The elegance is that the runtime is conceptually simple: it’s a reader that follows a structured methodology against the transpiler’s pre-computed outputs. The sophistication lives predominantly in the compiler. By adding this focused runtime step, we resolve the otherwise challenging exhaustiveness-vs-SNR tradeoff. From the parent agent’s perspective: one tool call, task description in, dense high-SNR context out. Wash, rinse, repeat.
A significant bonus: gather_task_context folds in multi-codebase discovery without any extra effort. The primitive tools are indexed by codebase, so the runtime agent can operate against any set of codebases. This can look like a frontend and backend pair, interacting microservices, or any other scenarios where cross-codebase context is needed in the same flow. This enables more ambitious work and extends Driver’s value well beyond traditional IDE contexts.
The Full Picture is Joint Optimization
gather_task_context was a keystone in this technical journey. Today, after plugging in your codebases, you can work in any MCP-compatible environment and gather_task_context will provide tailored, high-SNR context consistently regardless of task complexity or the number of codebases involved.
This comes from a compiler and runtime jointly optimized, each designed with the other in mind. What can only be done at compile time: exhaustiveness. What can only be done at runtime: task-specific SNR. This is directly analogous to the compile-time / runtime split in traditional software systems.
To recap the progression:
- No Driver: Agents explore with native tools. They touch only a tiny fraction of a codebase, exhibit high variance at statistical scales, and fail at enterprise size. Neither exhaustiveness nor high SNR is solved.
- Driver before
gather_task_context(compiler + manual discovery): A huge improvement. Agents self-serve context with guided discovery flows using Driver’s MCP. But discovery can flood the parent agent’s context window and be disrupted by competing goals. Exhaustiveness is solved; task-specific high SNR is not. - Driver with
gather_task_context(compiler + runtime intelligence): One MCP call delivers exhaustive and high-SNR context for any task. Driver’s runtime agent handles discovery in a dedicated sandbox. The parent’s context window is used maximally efficiently, and multi-codebase discovery comes along effortlessly.

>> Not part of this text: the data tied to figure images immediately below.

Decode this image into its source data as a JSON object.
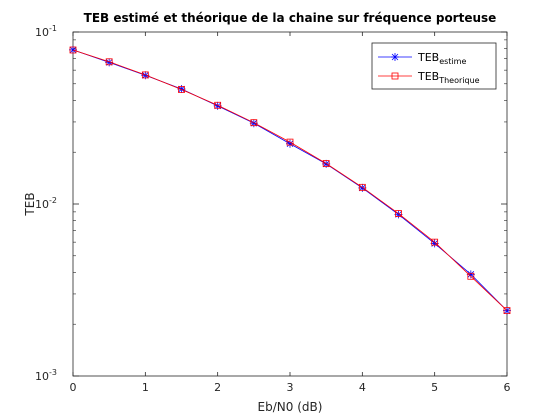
{
  "chart_data": {
    "type": "line",
    "title": "TEB estimé et théorique de la chaine sur fréquence porteuse",
    "xlabel": "Eb/N0 (dB)",
    "ylabel": "TEB",
    "x_ticks": [
      "0",
      "1",
      "2",
      "3",
      "4",
      "5",
      "6"
    ],
    "y_ticks": [
      {
        "base": "10",
        "exp": "-3",
        "value": 0.001
      },
      {
        "base": "10",
        "exp": "-2",
        "value": 0.01
      },
      {
        "base": "10",
        "exp": "-1",
        "value": 0.1
      }
    ],
    "xlim": [
      0,
      6
    ],
    "ylim": [
      0.001,
      0.1
    ],
    "y_scale": "log",
    "grid": false,
    "legend_position": "top-right",
    "x": [
      0,
      0.5,
      1,
      1.5,
      2,
      2.5,
      3,
      3.5,
      4,
      4.5,
      5,
      5.5,
      6
    ],
    "series": [
      {
        "name_main": "TEB",
        "name_sub": "estime",
        "color": "#0000ff",
        "marker": "star",
        "values": [
          0.0787,
          0.0666,
          0.056,
          0.0466,
          0.0372,
          0.0295,
          0.0224,
          0.0171,
          0.0124,
          0.0087,
          0.0059,
          0.0039,
          0.0024
        ]
      },
      {
        "name_main": "TEB",
        "name_sub": "Theorique",
        "color": "#ff0000",
        "marker": "square",
        "values": [
          0.0786,
          0.0671,
          0.0563,
          0.0463,
          0.0375,
          0.0297,
          0.0229,
          0.0172,
          0.0125,
          0.0088,
          0.006,
          0.0038,
          0.0024
        ]
      }
    ]
  }
}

There is plenty more we have planned to improve our core context layer, but we’re convinced that a dedicated compiler system, runtime tools, and joint optimization across both is what it takes to really solve context.

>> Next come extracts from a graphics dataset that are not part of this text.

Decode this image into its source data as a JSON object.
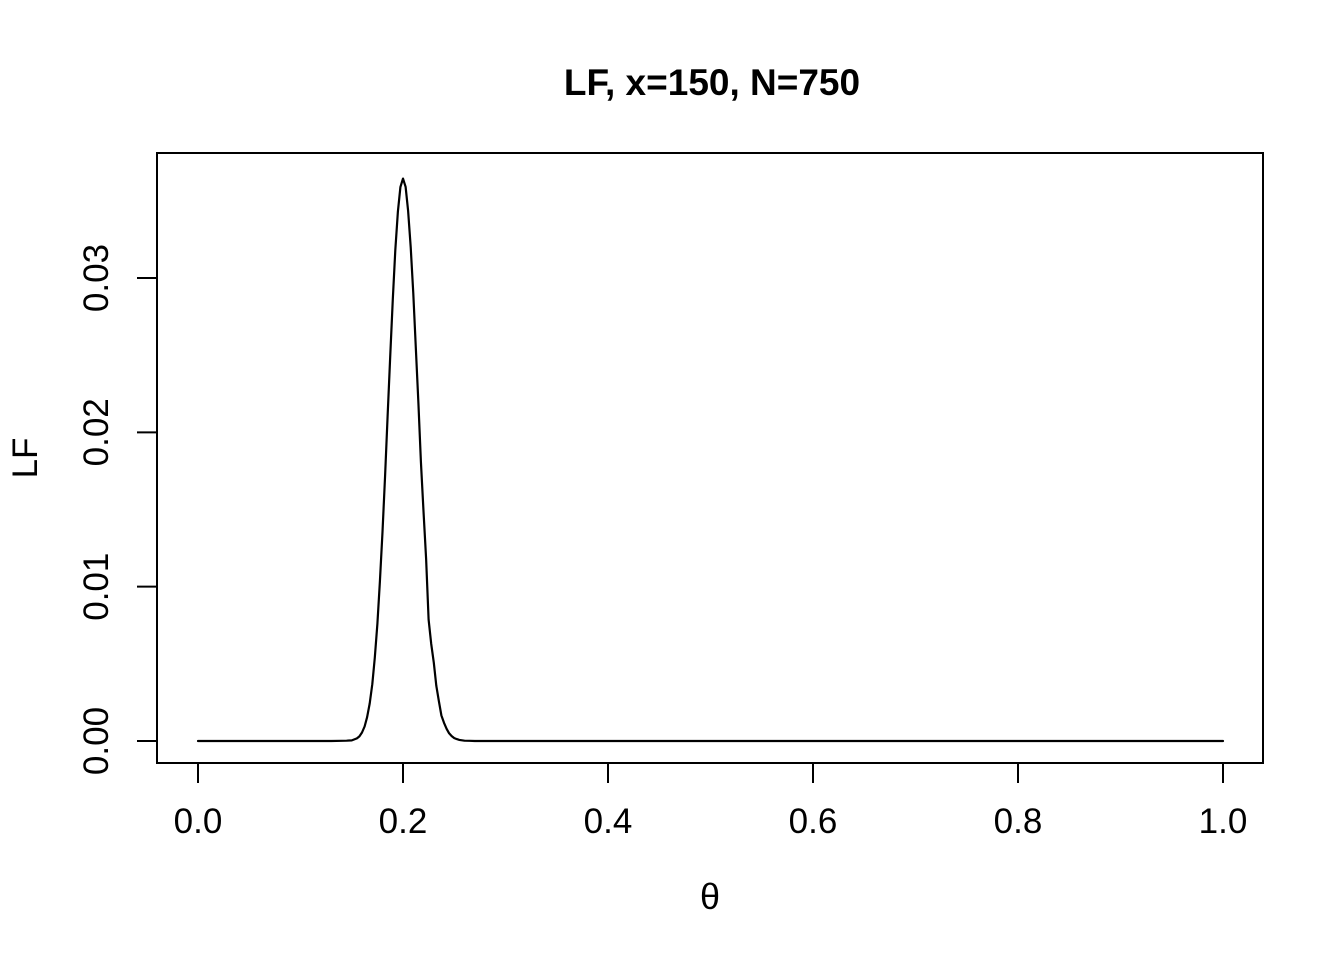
{
  "chart_data": {
    "type": "line",
    "title": "LF, x=150, N=750",
    "xlabel": "θ",
    "ylabel": "LF",
    "xlim": [
      0,
      1
    ],
    "ylim": [
      0,
      0.0365
    ],
    "grid": false,
    "legend": "none",
    "background": "#ffffff",
    "line_color": "#000000",
    "x_ticks": {
      "values": [
        0,
        0.2,
        0.4,
        0.6,
        0.8,
        1.0
      ],
      "labels": [
        "0.0",
        "0.2",
        "0.4",
        "0.6",
        "0.8",
        "1.0"
      ]
    },
    "y_ticks": {
      "values": [
        0,
        0.01,
        0.02,
        0.03
      ],
      "labels": [
        "0.00",
        "0.01",
        "0.02",
        "0.03"
      ]
    },
    "series": [
      {
        "name": "LF",
        "description": "Binomial likelihood dbinom(150, 750, theta); peak 0.0364 at theta = 0.2",
        "points": [
          [
            0.0,
            0
          ],
          [
            0.05,
            0
          ],
          [
            0.1,
            0
          ],
          [
            0.13,
            0
          ],
          [
            0.14,
            1e-05
          ],
          [
            0.145,
            2e-05
          ],
          [
            0.1475,
            3e-05
          ],
          [
            0.15,
            4e-05
          ],
          [
            0.155,
            0.00017
          ],
          [
            0.1575,
            0.0003
          ],
          [
            0.16,
            0.00055
          ],
          [
            0.1625,
            0.00094
          ],
          [
            0.165,
            0.00154
          ],
          [
            0.1675,
            0.00243
          ],
          [
            0.17,
            0.00369
          ],
          [
            0.1725,
            0.0054
          ],
          [
            0.175,
            0.0076
          ],
          [
            0.1775,
            0.01034
          ],
          [
            0.18,
            0.01355
          ],
          [
            0.1825,
            0.0172
          ],
          [
            0.185,
            0.02104
          ],
          [
            0.1875,
            0.0249
          ],
          [
            0.19,
            0.02862
          ],
          [
            0.1925,
            0.0318
          ],
          [
            0.195,
            0.03431
          ],
          [
            0.1975,
            0.03589
          ],
          [
            0.2,
            0.03644
          ],
          [
            0.2025,
            0.03591
          ],
          [
            0.205,
            0.03436
          ],
          [
            0.2075,
            0.032
          ],
          [
            0.21,
            0.02898
          ],
          [
            0.2125,
            0.0255
          ],
          [
            0.215,
            0.0219
          ],
          [
            0.2175,
            0.0181
          ],
          [
            0.22,
            0.01489
          ],
          [
            0.2225,
            0.01182
          ],
          [
            0.225,
            0.00787
          ],
          [
            0.2275,
            0.0063
          ],
          [
            0.23,
            0.00508
          ],
          [
            0.2325,
            0.00358
          ],
          [
            0.235,
            0.00257
          ],
          [
            0.2375,
            0.00165
          ],
          [
            0.24,
            0.00118
          ],
          [
            0.2425,
            0.00079
          ],
          [
            0.245,
            0.0005
          ],
          [
            0.2475,
            0.00032
          ],
          [
            0.25,
            0.00019
          ],
          [
            0.2525,
            0.00012
          ],
          [
            0.255,
            7e-05
          ],
          [
            0.26,
            2e-05
          ],
          [
            0.265,
            1e-05
          ],
          [
            0.27,
            0
          ],
          [
            0.3,
            0
          ],
          [
            0.35,
            0
          ],
          [
            0.4,
            0
          ],
          [
            0.5,
            0
          ],
          [
            0.6,
            0
          ],
          [
            0.7,
            0
          ],
          [
            0.8,
            0
          ],
          [
            0.9,
            0
          ],
          [
            1.0,
            0
          ]
        ]
      }
    ]
  }
}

Context Compilers as Core Infrastructure
We’ve been building this system for two years using first principles drawn from information theory, signal processing, and compiler design. This isn’t incremental improvement on existing approaches. It’s a fundamentally different architecture.
We have high conviction that context compilers are the future. The information-theoretic argument is clear: agents on their own doing ad hoc runtime exploration, and RAG-based systems sampling from chunked source code, will never in principle be as statistically robust as a compiler approach. Sampling cannot provide the guarantees that compilation can. This is not a matter of better models or smarter retrieval, it’s a structural limitation.
Context is a deep and profound infrastructure challenge for the age of AI agents. It requires the same rigor we bring to compilers, databases, and operating systems. Codebases need dedicated compilation for context, the same way source code needs compilation for execution. We believe Driver is a leading instance of this new category of infrastructure, and we’re excited to see it grow, both in what we’re building and in the broader industry’s recognition of how context issues require rigorous solutions.